The World Health Organization (WHO) on Tuesday declared that Africa was free of wild poliovirus , a landmark in a decades-long campaign to eradicate the notorious disease around the world.

"Today is a historic day for Africa," said Professor Rose Gana Fomban Leke, whose commission certified that no polio cases had occurred on the continent for the past four years, the threshold for eradication.

Poliovirus now joins smallpox on the list of viruses that have been wiped out in Africa, the WHO said.

While many African countries haven't had a case of wild polio in years, since 1996, eradication efforts "have prevented up to 1.8 million children from crippling life-long paralysis and saved approximately 180,000 lives," the UN agency said.

Poliomyelitis - the medical term for polio - is an acutely infectious and contagious virus which attacks the spinal cord and causes irreversible paralysis in children.

It was endemic around the world until a vaccine was found in the 1950s, though this remained out of reach for many poorer countries in Asia and Africa.

In 1988, when the WHO, UNICEF and Rotary launched the worldwide campaign to eradicate the disease, there were 350,000 cases globally. In 1996, there were more than 70,000 cases in Africa alone.
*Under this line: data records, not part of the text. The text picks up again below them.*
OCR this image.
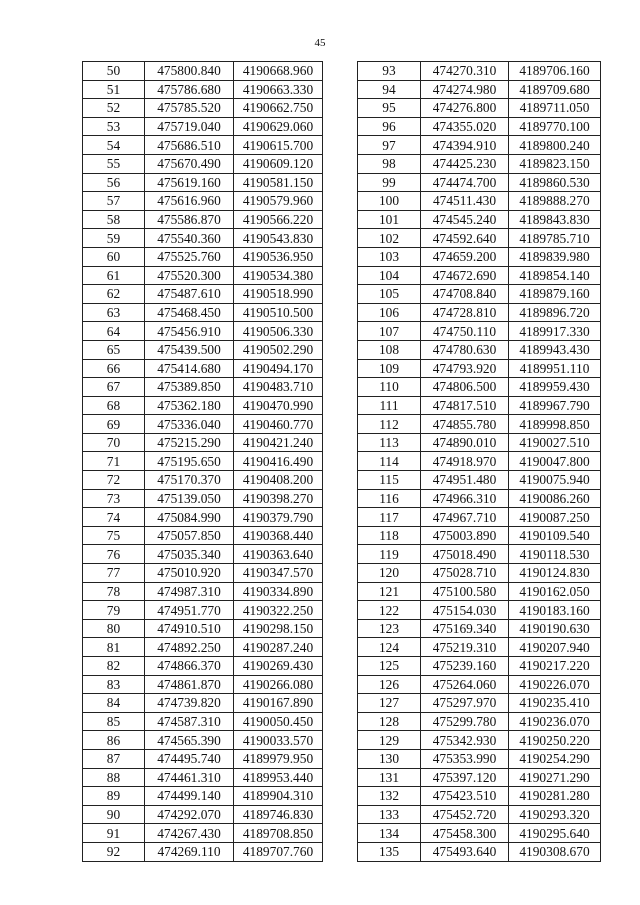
45
50	475800.840	4190668.960
51	475786.680	4190663.330
52	475785.520	4190662.750
53	475719.040	4190629.060
54	475686.510	4190615.700
55	475670.490	4190609.120
56	475619.160	4190581.150
57	475616.960	4190579.960
58	475586.870	4190566.220
59	475540.360	4190543.830
60	475525.760	4190536.950
61	475520.300	4190534.380
62	475487.610	4190518.990
63	475468.450	4190510.500
64	475456.910	4190506.330
65	475439.500	4190502.290
66	475414.680	4190494.170
67	475389.850	4190483.710
68	475362.180	4190470.990
69	475336.040	4190460.770
70	475215.290	4190421.240
71	475195.650	4190416.490
72	475170.370	4190408.200
73	475139.050	4190398.270
74	475084.990	4190379.790
75	475057.850	4190368.440
76	475035.340	4190363.640
77	475010.920	4190347.570
78	474987.310	4190334.890
79	474951.770	4190322.250
80	474910.510	4190298.150
81	474892.250	4190287.240
82	474866.370	4190269.430
83	474861.870	4190266.080
84	474739.820	4190167.890
85	474587.310	4190050.450
86	474565.390	4190033.570
87	474495.740	4189979.950
88	474461.310	4189953.440
89	474499.140	4189904.310
90	474292.070	4189746.830
91	474267.430	4189708.850
92	474269.110	4189707.760
93	474270.310	4189706.160
94	474274.980	4189709.680
95	474276.800	4189711.050
96	474355.020	4189770.100
97	474394.910	4189800.240
98	474425.230	4189823.150
99	474474.700	4189860.530
100	474511.430	4189888.270
101	474545.240	4189843.830
102	474592.640	4189785.710
103	474659.200	4189839.980
104	474672.690	4189854.140
105	474708.840	4189879.160
106	474728.810	4189896.720
107	474750.110	4189917.330
108	474780.630	4189943.430
109	474793.920	4189951.110
110	474806.500	4189959.430
111	474817.510	4189967.790
112	474855.780	4189998.850
113	474890.010	4190027.510
114	474918.970	4190047.800
115	474951.480	4190075.940
116	474966.310	4190086.260
117	474967.710	4190087.250
118	475003.890	4190109.540
119	475018.490	4190118.530
120	475028.710	4190124.830
121	475100.580	4190162.050
122	475154.030	4190183.160
123	475169.340	4190190.630
124	475219.310	4190207.940
125	475239.160	4190217.220
126	475264.060	4190226.070
127	475297.970	4190235.410
128	475299.780	4190236.070
129	475342.930	4190250.220
130	475353.990	4190254.290
131	475397.120	4190271.290
132	475423.510	4190281.280
133	475452.720	4190293.320
134	475458.300	4190295.640
135	475493.640	4190308.670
Thanks to a global effort and financial backing - some US$19 billion over 30 years - only Afghanistan and Pakistan have recorded cases this year: 87 in total.

Jihadist attacks

Poliovirus is typically spread in the faeces of an infected person and is picked up through contaminated water or food.

Vaccinating people to prevent them from becoming infected thus breaks the cycle of transmission and eventually eradicates the virus in the wild.

The last case of polio in Africa was detected in 2016 in Nigeria, where vaccination had been violently opposed by jihadists who claimed it was a plot to sterilise Muslims.

More than 20 workers involved in the campaign lost their lives.

"This is a momentous milestone for Africa. Now future generations of African children can live free of wild polio," said Matshidiso Moeti, the WHO's regional director for Africa.

"This historic achievement was only possible thanks to the leadership and commitment of governments, communities, global polio eradication partners and philanthropists," Moeti said.

"I pay special tribute to the frontline health workers and vaccinators, some of whom lost their lives, for this noble cause."

The declaration, made at a ministerial-level virtual conference on health issues in Africa, coincided with an announcement in Democratic Republic of Congo that a 25-month epidemic of measles that killed more than 7,000 children was now over, thanks to a massive immunisation effort.

Togo, meanwhile, said it had become the first African country to stop transmission of human African trypanosomiasis - the insect-borne disease known as sleeping sickness.

Joy in Nigeria

Health workers in Nigeria were jubilant at the polio announcement.

"Happiness is an understatement. We've been on this marathon for over 30 years," said Tunji Funsho, a Nigerian doctor and local anti-polio coordinator for Rotary International.

"It's a real achievement, I feel joy and relief at the same time."

Nigeria, a country with 200 million inhabitants, was still among the polio trouble-spots in the early 2000s.

In its northern Muslim-majority areas, authorities were forced to stop vaccination campaigns in 2003 and 2004 by Islamic extremists.

It took a huge effort in tandem with traditional chiefs and religious leaders to convince populations that the vaccine was safe.

"People trust their local traditional leaders who live with them more than the political leaders," said Grema Mundube, a community leader in the town of Monguno, in the far north of Nigeria.

"Once we spoke to them and they saw us immunising our children they gradually accepted the vaccine," he told AFP.

However, the emergence of violent Islamist group Boko Haram in 2009 caused another rupture in the programme. In 2016, four new cases were discovered in Borno state in the northeast in the heart of the conflict.

"At the time, we couldn't reach two-thirds of the children of Borno state - 400,000 children couldn't access the vaccine," said Dr Funsho.

In "partially accessible" areas, vaccination teams worked under the protection of the Nigerian army and local self-defence militias.

For areas fully controlled by the jihadists, the WHO and its partners sought to intercept people coming in and out along market and transport routes in a bid to spread medical information and recruit "health informants" who could tell them about any polio cases.

Today, it is estimated that only 30,000 children are still "inaccessible", but this number is considered too low by scientists to allow for an epidemic to break out.

The next step is to ensure that Africa is shielded from any polio cases from Pakistan or Afghanistan and continue vaccinations of children to ensure that communities are safe.